The other night, my dad told me about a couple of news stories: one where a boy was crushed in his minivan while trying to reach sports equipment, and one where doctors mistakenly switched a saline bag with formaldehyde. In both cases, the people died.

We can’t turn on the news, or even drive up the road without encountering some form of death. Whether it’s a homicide or road kill, death is inescapable. So I don’t know what it was about these two stories that made me stop and think. These people died. Things happened through no real fault of their own, and now they’re dead – completely, irreversibly gone. No second chances. Their loved ones have had to plan funerals and bury them, and now they’re dealing with grief that will follow them for the rest of their lives.

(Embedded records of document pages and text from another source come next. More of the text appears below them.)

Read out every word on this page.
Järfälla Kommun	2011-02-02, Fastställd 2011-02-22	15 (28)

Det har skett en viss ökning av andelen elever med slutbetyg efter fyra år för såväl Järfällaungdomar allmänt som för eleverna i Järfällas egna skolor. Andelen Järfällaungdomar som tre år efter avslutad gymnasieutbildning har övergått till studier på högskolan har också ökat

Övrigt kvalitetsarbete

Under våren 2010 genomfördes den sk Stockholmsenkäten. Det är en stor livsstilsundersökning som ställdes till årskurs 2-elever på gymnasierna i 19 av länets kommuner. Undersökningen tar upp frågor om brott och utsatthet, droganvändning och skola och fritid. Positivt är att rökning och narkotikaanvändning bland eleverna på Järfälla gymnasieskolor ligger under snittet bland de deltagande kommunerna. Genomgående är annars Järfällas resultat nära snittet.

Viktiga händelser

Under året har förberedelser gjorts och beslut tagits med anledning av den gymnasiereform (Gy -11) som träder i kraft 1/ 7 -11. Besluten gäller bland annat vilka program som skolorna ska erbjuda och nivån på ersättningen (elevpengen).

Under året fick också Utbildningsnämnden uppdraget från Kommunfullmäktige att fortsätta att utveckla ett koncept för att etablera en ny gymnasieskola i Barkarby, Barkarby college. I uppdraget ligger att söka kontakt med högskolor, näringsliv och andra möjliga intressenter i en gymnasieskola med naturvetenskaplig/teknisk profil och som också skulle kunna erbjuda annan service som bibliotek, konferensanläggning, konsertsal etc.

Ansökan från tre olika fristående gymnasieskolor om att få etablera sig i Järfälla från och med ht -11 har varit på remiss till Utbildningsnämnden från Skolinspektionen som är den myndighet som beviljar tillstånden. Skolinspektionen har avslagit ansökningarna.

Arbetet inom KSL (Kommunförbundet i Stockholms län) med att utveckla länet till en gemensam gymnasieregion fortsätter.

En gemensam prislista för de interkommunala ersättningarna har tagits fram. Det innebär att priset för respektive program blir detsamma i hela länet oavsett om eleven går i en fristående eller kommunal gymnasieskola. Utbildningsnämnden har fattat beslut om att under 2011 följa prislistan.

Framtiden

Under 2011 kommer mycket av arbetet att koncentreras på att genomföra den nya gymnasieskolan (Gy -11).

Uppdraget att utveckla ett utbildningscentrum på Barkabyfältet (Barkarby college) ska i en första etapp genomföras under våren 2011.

I realize this sounds a little dramatic, considering that these are people I never met and have no connection to. But there’s a weight to it when you stop and realize that these stories are real people, who have very real families. Just because I am not feeling the grief today doesn’t mean that it doesn’t exist for them.

So what on earth does this have to do with writing?

I say all this to remind you that death has weight. Unless you’re killing off a reclusive orphan with no friends, a character’s death will matter to somebody. That doesn’t mean a character’s death has to start a war – unless it does, like Robert Baratheon in Game of Thrones.
But don’t use death like there is no consequences. It’s not a party trick. That isn’t to say that you have to show every character you kill being mourned – but just because you don’t see it, doesn’t mean it doesn’t matter. Don’t write characters just to be disposable. Your readers will catch on, because chances are, your disposable characters will feel just that.

Sometimes a character’s death throws a country into upheaval, like with a monarch or other political figure. Maybe it causes a family or person a lot of turmoil – like Cathy’s death did to Heathcliff in Wuthering Heights.

Don’t use death as a cop out. Make it make sense, and make it matter for your character and your story. Don’t forget that death is a big deal, that it is traumatic and stressful. Don’t use death like you would use a dinner party.